Bush’s war plans for assaulting Iraq explicitly state that the U.S. seeks "to preserve Iraq as a unitary state, with its territorial integrity intact" and to "prevent unhelpful outside interference, military or non-military," which the Times of London rightly notes is meant as a "warning to neighboring countries, particularly Iran."25 The chance of a military conflict between the United States and such regional powers is hardly out of the question. Especially if the war does not go quickly, and the U.S. military finds itself unable to immediately repress unrest, U.S. soldiers might find themselves in a situation in which Shiite militias from Iran, a number of which are already operating in the country, and Turkish soldiers are firing on them, rather than serving under their command.

Weapons of mass destruction

The U.S. plans to use a whole range of weapons that will send a signal to Iraq’s neighbors, and beyond, of the preponderance of U.S. military might. The U.S. "invasion will be testing ground for the most sophisticated military equipment yet seen," the Financial Times reports.26 These weapons include:

Nuclear weapons. Iraq could well see the use of "strategic" nuclear weapons, including so-called mini-nukes or bunker busters. The U.S. Nuclear Posture Review, leaked in March 2002, states that "greater flexibility is needed with respect to nuclear force and planning than was the case during the Cold War…. Nuclear attack options that vary in scale, scope and purpose will complement other military capabilities."27 Leaked Pentagon documents also reveal plans to potentially use a new generation of "enhanced radiation weapons."28 The Blair government, the main ally in the U.S. war plan on Iraq, has also said it is willing to use nuclear weapons. Geoff Hoon, the British defense secretary, told members of parliament, "I am absolutely confident, in the right conditions, we would be willing to use our nuclear weapons."29

Depleted uranium munitions. Depleted uranium (DU) is used to create very dense armor-piercing munitions that can slice through tanks and other targets. More than one million DU rounds were used in the 1991 Gulf War.30 Despite the severe health problems experienced by Iraqis and Gulf War veterans exposed to depleted uranium weapons in 1991, including the high incidence of cancer in southern Iraq, U.S. and British officials have not ruled out their use again.
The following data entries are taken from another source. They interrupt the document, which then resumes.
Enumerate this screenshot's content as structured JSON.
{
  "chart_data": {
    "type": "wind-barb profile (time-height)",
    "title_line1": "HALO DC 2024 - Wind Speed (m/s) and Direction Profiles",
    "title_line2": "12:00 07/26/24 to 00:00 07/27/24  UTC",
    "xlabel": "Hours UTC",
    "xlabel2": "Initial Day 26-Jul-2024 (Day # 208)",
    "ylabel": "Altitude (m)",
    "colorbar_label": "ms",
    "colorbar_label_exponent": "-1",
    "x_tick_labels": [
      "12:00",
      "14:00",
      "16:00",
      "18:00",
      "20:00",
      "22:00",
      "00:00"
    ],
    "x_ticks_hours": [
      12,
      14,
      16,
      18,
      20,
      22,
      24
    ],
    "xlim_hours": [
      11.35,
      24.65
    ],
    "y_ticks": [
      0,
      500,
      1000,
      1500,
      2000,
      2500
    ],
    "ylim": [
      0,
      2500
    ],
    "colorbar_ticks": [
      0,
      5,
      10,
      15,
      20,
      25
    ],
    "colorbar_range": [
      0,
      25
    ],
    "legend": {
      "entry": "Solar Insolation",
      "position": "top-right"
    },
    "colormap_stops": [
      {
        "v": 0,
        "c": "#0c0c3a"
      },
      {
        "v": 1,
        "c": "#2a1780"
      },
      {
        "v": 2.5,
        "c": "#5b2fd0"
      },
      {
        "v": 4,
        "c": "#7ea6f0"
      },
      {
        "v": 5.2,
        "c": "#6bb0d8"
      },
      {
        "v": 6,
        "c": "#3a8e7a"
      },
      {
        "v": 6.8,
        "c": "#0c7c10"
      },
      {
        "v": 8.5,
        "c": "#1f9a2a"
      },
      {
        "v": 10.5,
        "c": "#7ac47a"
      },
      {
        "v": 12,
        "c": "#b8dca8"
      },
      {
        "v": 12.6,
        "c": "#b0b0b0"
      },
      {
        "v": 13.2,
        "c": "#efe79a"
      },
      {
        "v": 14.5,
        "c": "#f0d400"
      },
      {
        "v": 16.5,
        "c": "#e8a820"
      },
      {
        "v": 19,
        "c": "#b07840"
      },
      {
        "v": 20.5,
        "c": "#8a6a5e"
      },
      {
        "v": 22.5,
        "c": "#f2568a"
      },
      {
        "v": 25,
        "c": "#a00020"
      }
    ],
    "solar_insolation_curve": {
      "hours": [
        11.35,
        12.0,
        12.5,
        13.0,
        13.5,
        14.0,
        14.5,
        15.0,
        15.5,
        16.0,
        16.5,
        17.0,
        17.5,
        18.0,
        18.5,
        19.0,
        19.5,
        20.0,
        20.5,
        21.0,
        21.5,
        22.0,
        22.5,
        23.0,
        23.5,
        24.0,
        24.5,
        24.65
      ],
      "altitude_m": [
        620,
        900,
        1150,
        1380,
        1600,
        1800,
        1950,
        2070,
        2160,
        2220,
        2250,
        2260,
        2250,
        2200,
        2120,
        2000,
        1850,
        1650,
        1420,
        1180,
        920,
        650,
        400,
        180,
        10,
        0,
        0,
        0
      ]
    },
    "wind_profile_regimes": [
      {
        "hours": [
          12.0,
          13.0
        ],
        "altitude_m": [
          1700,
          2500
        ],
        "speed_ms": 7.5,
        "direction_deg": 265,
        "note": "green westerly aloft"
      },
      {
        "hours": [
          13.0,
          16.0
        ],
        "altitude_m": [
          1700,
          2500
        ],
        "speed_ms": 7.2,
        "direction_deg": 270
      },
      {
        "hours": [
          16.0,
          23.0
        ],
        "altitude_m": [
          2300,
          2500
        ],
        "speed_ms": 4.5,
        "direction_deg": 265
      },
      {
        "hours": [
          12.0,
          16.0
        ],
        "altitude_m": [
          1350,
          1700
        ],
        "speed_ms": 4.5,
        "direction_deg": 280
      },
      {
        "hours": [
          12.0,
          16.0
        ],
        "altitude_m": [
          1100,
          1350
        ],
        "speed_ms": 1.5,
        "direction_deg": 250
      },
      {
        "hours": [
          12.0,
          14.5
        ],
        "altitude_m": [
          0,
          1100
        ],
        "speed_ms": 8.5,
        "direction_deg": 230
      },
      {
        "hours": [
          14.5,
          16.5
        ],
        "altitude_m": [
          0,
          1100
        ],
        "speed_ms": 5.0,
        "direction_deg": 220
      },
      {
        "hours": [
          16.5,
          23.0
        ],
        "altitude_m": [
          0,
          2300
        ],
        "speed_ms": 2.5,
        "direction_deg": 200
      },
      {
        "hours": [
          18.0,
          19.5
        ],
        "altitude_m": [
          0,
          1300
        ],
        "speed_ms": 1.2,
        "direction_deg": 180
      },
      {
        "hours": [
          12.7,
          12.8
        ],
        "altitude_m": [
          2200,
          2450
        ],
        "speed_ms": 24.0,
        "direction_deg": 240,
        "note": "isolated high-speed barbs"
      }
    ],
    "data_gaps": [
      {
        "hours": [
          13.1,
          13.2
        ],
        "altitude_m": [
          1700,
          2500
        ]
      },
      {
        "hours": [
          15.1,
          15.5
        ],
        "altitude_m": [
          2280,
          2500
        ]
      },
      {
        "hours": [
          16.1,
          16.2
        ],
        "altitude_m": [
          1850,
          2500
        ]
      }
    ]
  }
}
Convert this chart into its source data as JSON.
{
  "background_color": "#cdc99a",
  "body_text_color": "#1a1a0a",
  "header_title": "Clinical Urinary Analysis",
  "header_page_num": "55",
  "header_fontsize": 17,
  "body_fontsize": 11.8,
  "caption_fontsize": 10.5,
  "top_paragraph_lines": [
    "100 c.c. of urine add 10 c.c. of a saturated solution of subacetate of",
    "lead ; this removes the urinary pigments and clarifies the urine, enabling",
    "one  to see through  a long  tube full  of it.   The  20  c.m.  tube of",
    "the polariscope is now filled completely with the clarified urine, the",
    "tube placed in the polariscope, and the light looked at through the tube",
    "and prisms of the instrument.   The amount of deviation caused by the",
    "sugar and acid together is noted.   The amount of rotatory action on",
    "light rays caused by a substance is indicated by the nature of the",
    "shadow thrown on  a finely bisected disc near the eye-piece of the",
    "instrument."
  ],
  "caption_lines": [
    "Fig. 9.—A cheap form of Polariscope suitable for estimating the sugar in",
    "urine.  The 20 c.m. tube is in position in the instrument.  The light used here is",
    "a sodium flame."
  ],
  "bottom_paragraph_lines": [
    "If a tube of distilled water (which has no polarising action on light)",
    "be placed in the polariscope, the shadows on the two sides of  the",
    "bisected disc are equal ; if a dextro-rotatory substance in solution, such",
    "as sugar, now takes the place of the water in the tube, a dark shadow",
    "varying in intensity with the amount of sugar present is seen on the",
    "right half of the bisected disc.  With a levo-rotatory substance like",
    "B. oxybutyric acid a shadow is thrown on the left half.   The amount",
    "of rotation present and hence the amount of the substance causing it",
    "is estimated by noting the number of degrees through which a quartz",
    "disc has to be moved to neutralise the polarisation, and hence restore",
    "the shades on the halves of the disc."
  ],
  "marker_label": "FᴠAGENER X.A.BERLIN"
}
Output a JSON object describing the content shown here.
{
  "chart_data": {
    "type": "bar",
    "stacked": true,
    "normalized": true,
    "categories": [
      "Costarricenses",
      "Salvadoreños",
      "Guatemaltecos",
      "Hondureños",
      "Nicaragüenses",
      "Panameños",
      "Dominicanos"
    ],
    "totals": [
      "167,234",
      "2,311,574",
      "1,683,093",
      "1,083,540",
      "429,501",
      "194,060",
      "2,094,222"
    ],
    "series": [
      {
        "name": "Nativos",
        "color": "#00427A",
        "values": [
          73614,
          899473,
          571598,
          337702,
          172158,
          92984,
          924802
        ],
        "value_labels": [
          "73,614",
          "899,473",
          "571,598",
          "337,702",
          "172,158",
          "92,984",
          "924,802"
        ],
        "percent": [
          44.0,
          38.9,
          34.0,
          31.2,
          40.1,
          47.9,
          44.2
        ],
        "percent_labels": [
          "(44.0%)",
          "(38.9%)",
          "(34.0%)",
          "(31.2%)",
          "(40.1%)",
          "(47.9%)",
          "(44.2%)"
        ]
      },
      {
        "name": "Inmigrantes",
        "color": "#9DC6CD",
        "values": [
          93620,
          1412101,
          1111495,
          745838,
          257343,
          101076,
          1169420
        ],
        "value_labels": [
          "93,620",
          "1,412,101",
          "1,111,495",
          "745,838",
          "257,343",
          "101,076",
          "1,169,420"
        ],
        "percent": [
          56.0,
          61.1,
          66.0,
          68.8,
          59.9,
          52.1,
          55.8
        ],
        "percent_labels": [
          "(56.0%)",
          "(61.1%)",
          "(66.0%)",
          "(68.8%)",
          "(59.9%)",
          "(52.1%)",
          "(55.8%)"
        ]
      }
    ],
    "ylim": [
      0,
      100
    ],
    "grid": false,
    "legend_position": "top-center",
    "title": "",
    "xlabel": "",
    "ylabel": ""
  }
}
In fact, "British forces being deployed to the Gulf are being equipped with…[a] weapon implicated in long-term civilian casualties–anti-tank shells with tips made from depleted uranium," the Guardian reported in February.31 British Defense Secretary Hoon said, "I would be extremely reluctant to say to members of Britain’s Armed Forces that there is a piece of equipment that allows them to do their job more effectively but they cannot use it because some concerns appear to exist about it."32

Electronic weapons. "Many of the star weapons from the Persian Gulf War of 1991 are back and deadlier than ever," according to the New York Times. "Yet according to military experts, the biggest technical revelation of another war in the region may not be improvements to old systems but rather a new category of firepower known as directed-energy weapons."33 The weapons, also known as high-power microwave (HPM) munitions, are allegedly intended to disable equipment, such as computers and military electronics, but they also "could destroy nearby heart pacemakers and other life-critical systems in hospitals or aboard aircraft," according to Time magazine. They generate "as much electrical power–two billion watts or more–as the Hoover Dam generates in 24 hours."34

Cluster bombs. In addition to traditional cluster bombs, a weapon that has a "unique civilian impact," in the words of military analyst William Arkin, the U.S. military may use a new model of "cluster bombs that scatter titanium rods on impact."35 Cluster bombs include as many as 200 small "bomblets" that routinely do not explode on impact, and remain to explode only when someone steps on them or a child picks one up.